Les effets d'une décision favorable (personne protégée ou simple sursis) ou défavorable, la fin de la demande sans décision (désistement, retrait, annulation), le délai pour la résidence permanente, le lien avec les motifs humanitaires, et le seul recours : le contrôle judiciaire à la Cour fédérale.
Une fois l'examen terminé, l'agent d'IRCC rend une décision dont les effets diffèrent selon qu'il s'agit d'un ERAR ordinaire ou restreint. Et lorsque la décision est défavorable, un seul recours demeure : la Cour fédérale. Ce chapitre couvre la décision, ses effets (art. 114), les façons dont une demande peut prendre fin sans décision sur le fond, le passage vers la résidence permanente, et les voies de recours.
Une décision favorable rendue dans un ERAR ordinaire confère à la personne la qualité de personne protégée : elle peut rester au Canada et demander la résidence permanente. La protection a, pour l'essentiel, le même effet qu'une décision favorable de la SPR.
Pour une personne visée par le paragraphe 112(3), une décision favorable n'accorde pas le statut de personne protégée : elle emporte généralement un sursis au renvoi. La personne n'acquière donc pas, par cette voie, le droit de demander la résidence permanente comme personne protégée.
Si l'agent conclut que la personne ne serait pas exposée à un risque, il rejette la demande et la personne devra quitter le Canada : la mesure de renvoi redevient exécutoire. Le taux d'acceptation de l'ERAR est faible, surtout pour les demandeurs déjà entendus puis déboutés par la CISR; il est plus élevé pour les personnes jugées irrecevables qui n'ont jamais été entendues.
La personne protégée à la suite d'un ERAR ordinaire favorable peut demander la résidence permanente. Attention au délai : la demande de séjour au Canada à titre de résident permanent doit être présentée dans les 180 jours suivant la décision. Par ailleurs, l'agent ne peut conclure que les conditions sont remplies tant qu'une demande de contrôle judiciaire est pendante ou que le délai pour en présenter une n'est pas expiré.
Le désistement est prononcé lorsque le demandeur omet de se présenter à une audience (après un nouvel avis l'y convoquant) ou lorsqu'il quitte volontairement le Canada. La demande de protection est alors réputée rejetée et le sursis applicable, révoqué.
Le demandeur peut, en tout temps, retirer sa demande en transmettant un avis écrit; le retrait est prononcé sur réception de cet avis. Là encore, la demande est réputée rejetée.
Le ministre peut annuler une décision favorable s'il estime qu'elle découle de présentations erronées sur un fait important, ou de la dissimulation d'un tel fait. L'annulation emporte nullité de la décision initiale : la demande de protection est réputée avoir été rejetée et la personne n'est plus une personne protégée (ce qui peut entraîner la perte d'un statut de résident permanent acquis sur cette base).

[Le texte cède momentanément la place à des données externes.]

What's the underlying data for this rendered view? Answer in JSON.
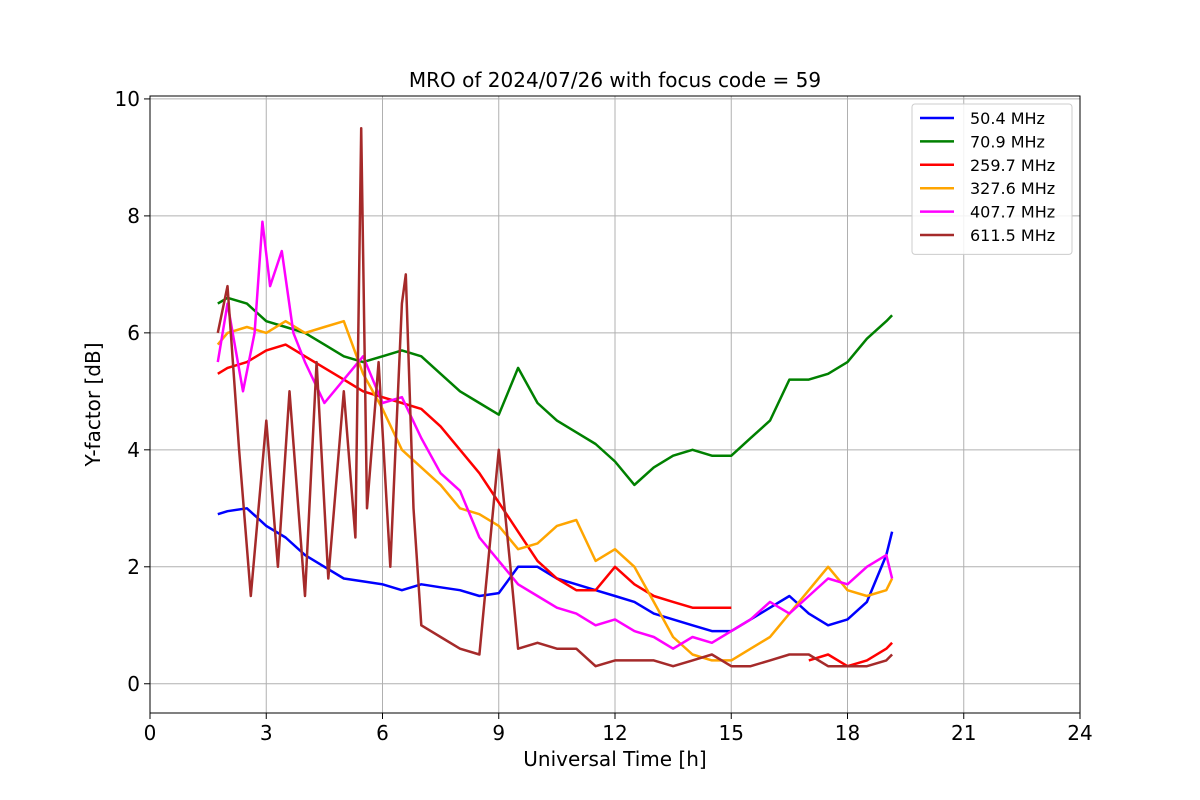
{
  "chart_data": {
    "type": "line",
    "title": "MRO of 2024/07/26 with focus code = 59",
    "xlabel": "Universal Time [h]",
    "ylabel": "Y-factor [dB]",
    "xlim": [
      0,
      24
    ],
    "ylim": [
      -0.5,
      10.05
    ],
    "xticks": [
      0,
      3,
      6,
      9,
      12,
      15,
      18,
      21,
      24
    ],
    "yticks": [
      0,
      2,
      4,
      6,
      8,
      10
    ],
    "grid": true,
    "legend_position": "top-right",
    "series": [
      {
        "name": " 50.4 MHz",
        "color": "#0000ff",
        "x": [
          1.75,
          2.0,
          2.5,
          3.0,
          3.5,
          4.0,
          4.5,
          5.0,
          5.5,
          6.0,
          6.5,
          7.0,
          7.5,
          8.0,
          8.5,
          9.0,
          9.5,
          10.0,
          10.5,
          11.0,
          11.5,
          12.0,
          12.5,
          13.0,
          13.5,
          14.0,
          14.5,
          15.0,
          15.5,
          16.0,
          16.5,
          17.0,
          17.5,
          18.0,
          18.5,
          19.0,
          19.15
        ],
        "y": [
          2.9,
          2.95,
          3.0,
          2.7,
          2.5,
          2.2,
          2.0,
          1.8,
          1.75,
          1.7,
          1.6,
          1.7,
          1.65,
          1.6,
          1.5,
          1.55,
          2.0,
          2.0,
          1.8,
          1.7,
          1.6,
          1.5,
          1.4,
          1.2,
          1.1,
          1.0,
          0.9,
          0.9,
          1.1,
          1.3,
          1.5,
          1.2,
          1.0,
          1.1,
          1.4,
          2.2,
          2.6
        ]
      },
      {
        "name": " 70.9 MHz",
        "color": "#008000",
        "x": [
          1.75,
          2.0,
          2.5,
          3.0,
          3.5,
          4.0,
          4.5,
          5.0,
          5.5,
          6.0,
          6.5,
          7.0,
          7.5,
          8.0,
          8.5,
          9.0,
          9.5,
          10.0,
          10.5,
          11.0,
          11.5,
          12.0,
          12.5,
          13.0,
          13.5,
          14.0,
          14.5,
          15.0,
          15.5,
          16.0,
          16.5,
          17.0,
          17.5,
          18.0,
          18.5,
          19.0,
          19.15
        ],
        "y": [
          6.5,
          6.6,
          6.5,
          6.2,
          6.1,
          6.0,
          5.8,
          5.6,
          5.5,
          5.6,
          5.7,
          5.6,
          5.3,
          5.0,
          4.8,
          4.6,
          5.4,
          4.8,
          4.5,
          4.3,
          4.1,
          3.8,
          3.4,
          3.7,
          3.9,
          4.0,
          3.9,
          3.9,
          4.2,
          4.5,
          5.2,
          5.2,
          5.3,
          5.5,
          5.9,
          6.2,
          6.3
        ]
      },
      {
        "name": "259.7 MHz",
        "color": "#ff0000",
        "x": [
          1.75,
          2.0,
          2.5,
          3.0,
          3.5,
          4.0,
          4.5,
          5.0,
          5.5,
          6.0,
          6.5,
          7.0,
          7.5,
          8.0,
          8.5,
          9.0,
          9.5,
          10.0,
          10.5,
          11.0,
          11.5,
          12.0,
          12.5,
          13.0,
          13.5,
          14.0,
          14.5,
          15.0,
          15.5,
          16.0,
          16.5,
          17.0,
          17.5,
          18.0,
          18.5,
          19.0,
          19.15
        ],
        "y": [
          5.3,
          5.4,
          5.5,
          5.7,
          5.8,
          5.6,
          5.4,
          5.2,
          5.0,
          4.9,
          4.8,
          4.7,
          4.4,
          4.0,
          3.6,
          3.1,
          2.6,
          2.1,
          1.8,
          1.6,
          1.6,
          2.0,
          1.7,
          1.5,
          1.4,
          1.3,
          1.3,
          1.3,
          null,
          null,
          null,
          0.4,
          0.5,
          0.3,
          0.4,
          0.6,
          0.7
        ]
      },
      {
        "name": "327.6 MHz",
        "color": "#ffa500",
        "x": [
          1.75,
          2.0,
          2.5,
          3.0,
          3.5,
          4.0,
          4.5,
          5.0,
          5.5,
          6.0,
          6.5,
          7.0,
          7.5,
          8.0,
          8.5,
          9.0,
          9.5,
          10.0,
          10.5,
          11.0,
          11.5,
          12.0,
          12.5,
          13.0,
          13.5,
          14.0,
          14.5,
          15.0,
          15.5,
          16.0,
          16.5,
          17.0,
          17.5,
          18.0,
          18.5,
          19.0,
          19.15
        ],
        "y": [
          5.8,
          6.0,
          6.1,
          6.0,
          6.2,
          6.0,
          6.1,
          6.2,
          5.3,
          4.7,
          4.0,
          3.7,
          3.4,
          3.0,
          2.9,
          2.7,
          2.3,
          2.4,
          2.7,
          2.8,
          2.1,
          2.3,
          2.0,
          1.4,
          0.8,
          0.5,
          0.4,
          0.4,
          0.6,
          0.8,
          1.2,
          1.6,
          2.0,
          1.6,
          1.5,
          1.6,
          1.8
        ]
      },
      {
        "name": "407.7 MHz",
        "color": "#ff00ff",
        "x": [
          1.75,
          2.0,
          2.4,
          2.7,
          2.9,
          3.1,
          3.4,
          3.7,
          4.0,
          4.5,
          5.0,
          5.5,
          6.0,
          6.5,
          7.0,
          7.5,
          8.0,
          8.5,
          9.0,
          9.5,
          10.0,
          10.5,
          11.0,
          11.5,
          12.0,
          12.5,
          13.0,
          13.5,
          14.0,
          14.5,
          15.0,
          15.5,
          16.0,
          16.5,
          17.0,
          17.5,
          18.0,
          18.5,
          19.0,
          19.15
        ],
        "y": [
          5.5,
          6.5,
          5.0,
          6.0,
          7.9,
          6.8,
          7.4,
          6.0,
          5.5,
          4.8,
          5.2,
          5.6,
          4.8,
          4.9,
          4.2,
          3.6,
          3.3,
          2.5,
          2.1,
          1.7,
          1.5,
          1.3,
          1.2,
          1.0,
          1.1,
          0.9,
          0.8,
          0.6,
          0.8,
          0.7,
          0.9,
          1.1,
          1.4,
          1.2,
          1.5,
          1.8,
          1.7,
          2.0,
          2.2,
          1.8
        ]
      },
      {
        "name": "611.5 MHz",
        "color": "#a52a2a",
        "x": [
          1.75,
          2.0,
          2.3,
          2.6,
          3.0,
          3.3,
          3.6,
          4.0,
          4.3,
          4.6,
          5.0,
          5.3,
          5.45,
          5.6,
          5.9,
          6.2,
          6.5,
          6.6,
          6.8,
          7.0,
          7.5,
          8.0,
          8.5,
          9.0,
          9.3,
          9.5,
          10.0,
          10.5,
          11.0,
          11.5,
          12.0,
          12.5,
          13.0,
          13.5,
          14.0,
          14.5,
          15.0,
          15.5,
          16.0,
          16.5,
          17.0,
          17.5,
          18.0,
          18.5,
          19.0,
          19.15
        ],
        "y": [
          6.0,
          6.8,
          4.0,
          1.5,
          4.5,
          2.0,
          5.0,
          1.5,
          5.5,
          1.8,
          5.0,
          2.5,
          9.5,
          3.0,
          5.5,
          2.0,
          6.5,
          7.0,
          3.0,
          1.0,
          0.8,
          0.6,
          0.5,
          4.0,
          2.0,
          0.6,
          0.7,
          0.6,
          0.6,
          0.3,
          0.4,
          0.4,
          0.4,
          0.3,
          0.4,
          0.5,
          0.3,
          0.3,
          0.4,
          0.5,
          0.5,
          0.3,
          0.3,
          0.3,
          0.4,
          0.5
        ]
      }
    ]
  }
}
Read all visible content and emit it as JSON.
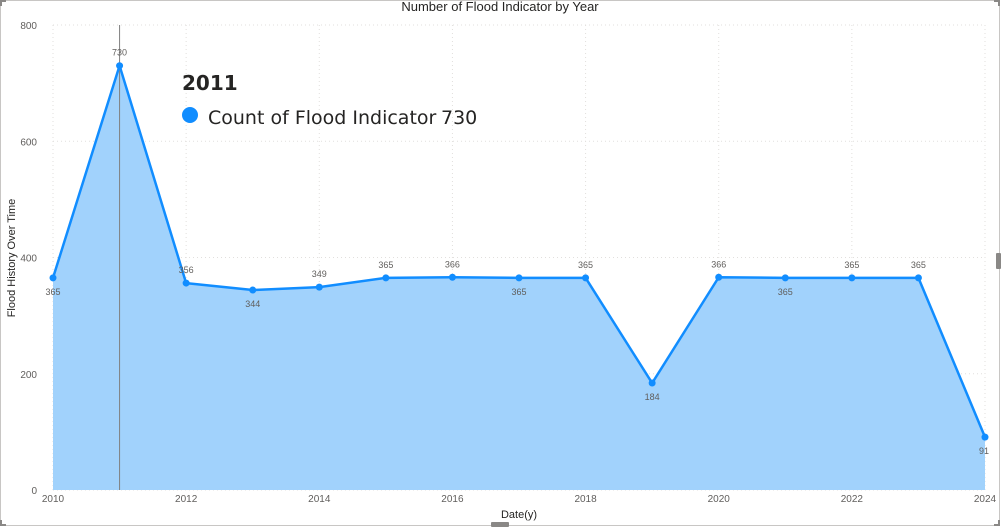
{
  "chart_data": {
    "type": "area",
    "title": "Number of Flood Indicator by Year",
    "xlabel": "Date(y)",
    "ylabel": "Flood History Over Time",
    "x": [
      2010,
      2011,
      2012,
      2013,
      2014,
      2015,
      2016,
      2017,
      2018,
      2019,
      2020,
      2021,
      2022,
      2023,
      2024
    ],
    "series": [
      {
        "name": "Count of Flood Indicator",
        "values": [
          365,
          730,
          356,
          344,
          349,
          365,
          366,
          365,
          365,
          184,
          366,
          365,
          365,
          365,
          91
        ]
      }
    ],
    "xticks": [
      "2010",
      "2012",
      "2014",
      "2016",
      "2018",
      "2020",
      "2022",
      "2024"
    ],
    "yticks": [
      "0",
      "200",
      "400",
      "600",
      "800"
    ],
    "ylim": [
      0,
      800
    ],
    "xlim": [
      2010,
      2024
    ],
    "grid": true,
    "colors": {
      "line": "#118DFF",
      "fill": "#A1D2FC",
      "grid": "#E1DFDD",
      "hover_line": "#808080"
    },
    "tooltip": {
      "title": "2011",
      "label": "Count of Flood Indicator",
      "value": "730"
    }
  }
}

Une fois sa décision finale rendue, l'agent est functus officio : il ne peut plus la rouvrir ni la réexaminer, sauf exceptions étroites (erreur matérielle, fraude, défaut de statuer, manquement à la justice naturelle). Un simple changement des conditions du pays ne justifie pas la réouverture.
L'agent d'ERAR est le spécialiste du risque au Ministère : il peut être appelé à évaluer le risque dans le cadre d'une demande pour considérations d'ordre humanitaire (CH). Deux points souvent testés : d'une part, le décideur CH n'évalue pas les risques de l'art. 96 ou 97 (persécution, torture) — il s'attache plutôt aux difficultés; d'autre part, une évaluation de risque défavorable n'entraîne pas automatiquement un refus de la demande CH, car le risque n'est qu'un facteur parmi l'ensemble des circonstances.
Une décision d'ERAR ne peut faire l'objet d'aucun appel administratif : il n'y a pas d'appel à la SAR. Le seul recours est la demande d'autorisation et de contrôle judiciaire à la Cour fédérale (art. 72 LIPR). L'autorisation préalable est requise et le délai pour déposer la demande est de 15 jours (affaire survenue au Canada). La Cour examine la décision selon la norme de la décision raisonnable.
Le dépôt d'une demande de contrôle judiciaire ne suspend pas automatiquement le renvoi. Pour éviter un renvoi imminent, il faut généralement demander un sursis judiciaire à la Cour fédérale, en démontrant une question sérieuse, un préjudice irréparable et la prépondérance des inconvénients.
Selon la situation, d'autres démarches peuvent être envisagées, comme une demande de report de renvoi auprès de l'ASFC ou une demande fondée sur des considérations d'ordre humanitaire; ces démarches ne suspendent toutefois pas, en elles-mêmes, la mesure de renvoi.